# Transformation of poses between camera frame and base frames [closed]

Many variations of these questions seem to have been asked quite a few times, however, I was not able to find and compute the right answer for my problem.

I am trying out a custom picking of an object using a Robotic Arm. I have a separate perception module that detects objects and estimates the pose for grasping. It, however (as expected) is in the camera frame and follows image processing convention of coordinate frames, i.e. with `right: +x-axis, forward: +z-axis, down: +y-axis`

. From this perception module, I get two values - `3x3`

Rotation matrix and `1x3`

translation vector.

Example `T1`

:

```
Tra: [0.09014122 0.16243269 0.6211668 ]
Rot: [[ 0. 0.03210089 -0.99948463]
[ 0. 0.99948463 0.03210089]
[ 1. -0. 0. ]]
```

(i.e. I have to grasp at that location and in that orientation)
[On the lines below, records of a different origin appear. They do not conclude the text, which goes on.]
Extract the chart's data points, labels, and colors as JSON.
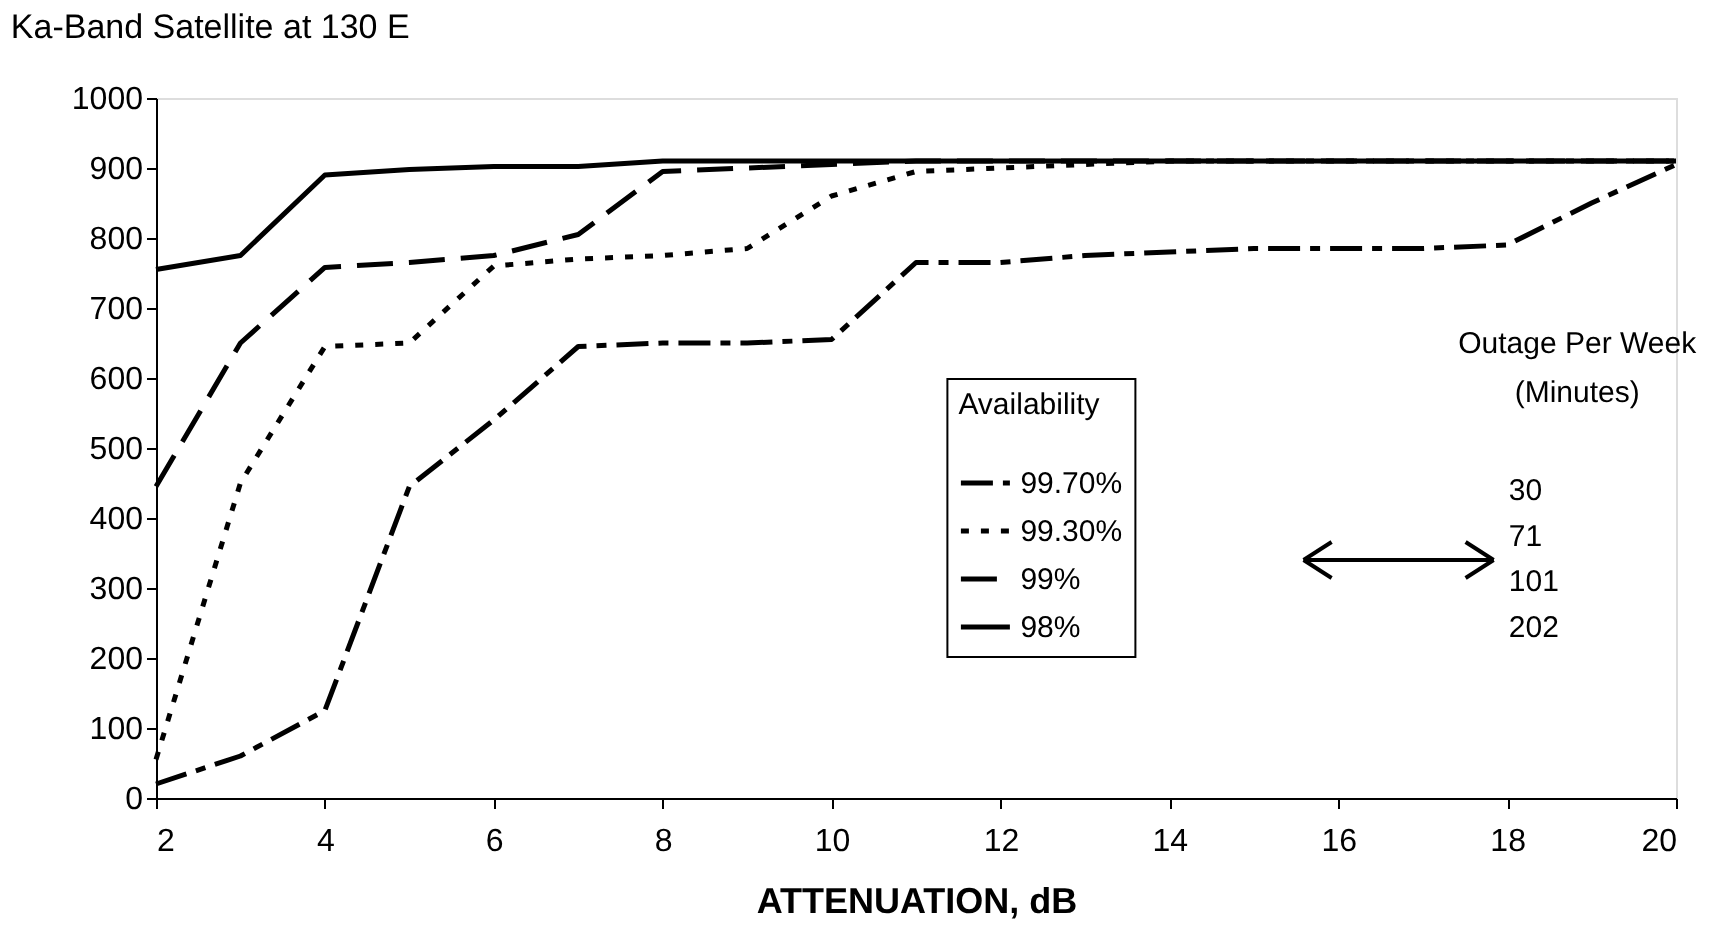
{
  "chart_data": {
    "type": "line",
    "title": "Ka-Band Satellite at 130 E",
    "xlabel": "ATTENUATION, dB",
    "x": [
      2,
      3,
      4,
      5,
      6,
      7,
      8,
      9,
      10,
      11,
      12,
      13,
      14,
      15,
      16,
      17,
      18,
      19,
      20
    ],
    "series": [
      {
        "name": "99.70%",
        "color": "#000000",
        "line_style": "dashed",
        "values": [
          20,
          60,
          125,
          445,
          540,
          645,
          650,
          650,
          655,
          765,
          765,
          775,
          780,
          785,
          785,
          785,
          790,
          850,
          905
        ]
      },
      {
        "name": "99.30%",
        "color": "#000000",
        "line_style": "dotted",
        "values": [
          55,
          450,
          645,
          650,
          760,
          770,
          775,
          785,
          860,
          895,
          900,
          905,
          910,
          910,
          910,
          910,
          910,
          910,
          910
        ]
      },
      {
        "name": "99%",
        "color": "#000000",
        "line_style": "dashed",
        "values": [
          445,
          650,
          758,
          765,
          775,
          805,
          895,
          900,
          905,
          910,
          910,
          910,
          910,
          910,
          910,
          910,
          910,
          910,
          910
        ]
      },
      {
        "name": "98%",
        "color": "#000000",
        "line_style": "solid",
        "values": [
          755,
          775,
          890,
          898,
          902,
          902,
          910,
          910,
          910,
          910,
          910,
          910,
          910,
          910,
          910,
          910,
          910,
          910,
          910
        ]
      }
    ],
    "legend_title": "Availability",
    "legend": "right",
    "annotations": [
      "Outage Per Week",
      "(Minutes)",
      "30",
      "71",
      "101",
      "202"
    ],
    "xlim": [
      2,
      20
    ],
    "xticks": [
      2,
      4,
      6,
      8,
      10,
      12,
      14,
      16,
      18,
      20
    ],
    "ylim": [
      0,
      1000
    ],
    "yticks": [
      0,
      100,
      200,
      300,
      400,
      500,
      600,
      700,
      800,
      900,
      1000
    ],
    "grid": false,
    "marker": "none"
  }
}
My robot to camera transform is understandably in the right hand coordinate system. Here is an example of the same, say `T2`

:

```
translation:
x: 0.0564581200121
y: 0.318823912978
z: 0.452250135698
rotation:
x: -0.6954818376
y: 0.693982204231
z: -0.13156524004
w: 0.13184954074
```

Now, to get the pose of the object from the robot, is a simple transformation `T2 times T1`

. However, `T1`

follows a different convention from T2.

How would I go about this ? A detailed explanation using this example will be highly appreciated! I am trying to understand from scratch, hence I would prefer to arrive at a transformation matrix on my own to apply to the above ones to get the final pose

Additional note: The robot to camera transformation is using the `depth_camera_optical_frame`

to `base_link`

. Should I use this or just `depth_camera_frame`

?

I have checked out similar issues like 33091, gazebo-4226, and other ones. However, all of them seem to give solutions for 3D points, and I could not find any that is applicable for the pose transformation matrix.